Over the two years he attended the junior high, school officials did not do enough to prevent or address the bullying, the parent contended. The complaint to the MHRC claimed that the bullying targeted her son because of his gender and perceived sexual orientation.
The department has maintained that every incident was thoroughly investigated and inappropriate actions were disciplined through anti-bullying “rubric” which has received positive state and national attention.
In a report released in June, however, MHRC investigator Victoria Ternig determined that reasonable grounds existed to believe the student was discriminated against and that the department allowed a hostile educational environment to persist “for a lengthy period of time.”
In her conclusion, Ternig noted that while BJHS had good policies in place, by focusing on a case-by-case basis staff missed a larger pattern of harassment.
Elek Miller, an attorney for the department, called that conclusion “erroneous” in a response to the report filed on June 30.
“The investigator wrongly concluded that the school failed to look at the big picture,” Miller stated, adding that BSD staff promptly investigated every incident and intervened in “varied and thoughtful” ways. They included setting up a support team for the student, meeting regularly with the parent and doing periodic check-ins.
The case will now be turned over to the MHRC legal counsel, who will make a recommendation to commissioners on whether to proceed with litigation, Sneirson said.
The commission is likely to discuss and vote on the the case at its November meeting, she added.
Although the commission only has 90 days to file a suit, the parent could file a civil suit under other laws that are not affected by the deadline, Sneirson said.

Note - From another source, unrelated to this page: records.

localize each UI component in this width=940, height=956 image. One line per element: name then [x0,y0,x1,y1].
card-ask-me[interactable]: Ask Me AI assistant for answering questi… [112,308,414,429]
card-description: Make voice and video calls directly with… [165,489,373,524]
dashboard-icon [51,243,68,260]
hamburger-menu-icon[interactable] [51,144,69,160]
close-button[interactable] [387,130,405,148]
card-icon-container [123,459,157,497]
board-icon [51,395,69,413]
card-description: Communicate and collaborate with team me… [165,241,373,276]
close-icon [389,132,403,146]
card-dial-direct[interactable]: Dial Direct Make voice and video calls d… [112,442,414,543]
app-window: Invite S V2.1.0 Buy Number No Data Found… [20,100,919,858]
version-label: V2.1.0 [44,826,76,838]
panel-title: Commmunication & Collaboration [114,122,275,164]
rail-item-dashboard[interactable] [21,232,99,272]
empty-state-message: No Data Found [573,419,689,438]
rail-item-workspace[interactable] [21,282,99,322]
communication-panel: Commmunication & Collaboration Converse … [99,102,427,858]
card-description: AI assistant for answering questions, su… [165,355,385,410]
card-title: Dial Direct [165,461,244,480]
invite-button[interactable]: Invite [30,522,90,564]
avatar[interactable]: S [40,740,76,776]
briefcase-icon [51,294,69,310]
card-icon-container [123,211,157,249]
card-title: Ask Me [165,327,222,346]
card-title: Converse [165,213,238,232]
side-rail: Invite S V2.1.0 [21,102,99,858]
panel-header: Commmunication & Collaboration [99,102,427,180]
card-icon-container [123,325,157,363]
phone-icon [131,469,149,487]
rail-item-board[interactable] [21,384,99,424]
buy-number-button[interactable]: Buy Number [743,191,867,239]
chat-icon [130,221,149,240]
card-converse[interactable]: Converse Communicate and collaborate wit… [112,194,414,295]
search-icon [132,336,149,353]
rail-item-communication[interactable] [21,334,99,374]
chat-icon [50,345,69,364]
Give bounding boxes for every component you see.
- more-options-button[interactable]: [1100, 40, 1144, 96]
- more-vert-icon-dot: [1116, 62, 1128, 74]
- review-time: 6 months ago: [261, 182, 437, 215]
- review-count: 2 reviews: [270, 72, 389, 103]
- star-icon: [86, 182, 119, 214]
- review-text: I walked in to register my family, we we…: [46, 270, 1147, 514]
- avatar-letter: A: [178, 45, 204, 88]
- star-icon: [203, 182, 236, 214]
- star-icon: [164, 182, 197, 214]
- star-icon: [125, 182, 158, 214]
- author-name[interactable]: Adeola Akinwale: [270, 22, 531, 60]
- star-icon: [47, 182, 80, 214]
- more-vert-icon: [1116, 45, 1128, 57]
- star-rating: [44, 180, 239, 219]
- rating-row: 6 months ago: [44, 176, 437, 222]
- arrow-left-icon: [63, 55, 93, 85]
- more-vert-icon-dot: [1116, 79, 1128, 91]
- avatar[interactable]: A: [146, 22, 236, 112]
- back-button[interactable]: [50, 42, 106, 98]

“It is not uncommon for a complaint to file a lawsuit that includes Maine Human Rights Act claims and also other claims,” she said.
Sneirson would not discuss the content of the talks or say how many times the parties met, citing the confidentiality of the process.
School Superintendent Paul Perzanoski in a statement Wednesday said the department was not abandoning a potential settlement with the family.
“Although the commision’s window for conciliation may have passed we have certainly have not given up on reconciling this matter with the family,” Perzanoski said.
“We hope that they have not given up on that possibility,” Perzanoski added. “We will always remain open to talking to families about these issues.”
Courtney Beer, an attorney from Pine Tree Legal Services representing the student in the case, did not respond to multiple phone calls and an email requesting comment.
This article was edited on 10/16/14 to correct the name of MHRC Compliance Officer Jill Duson.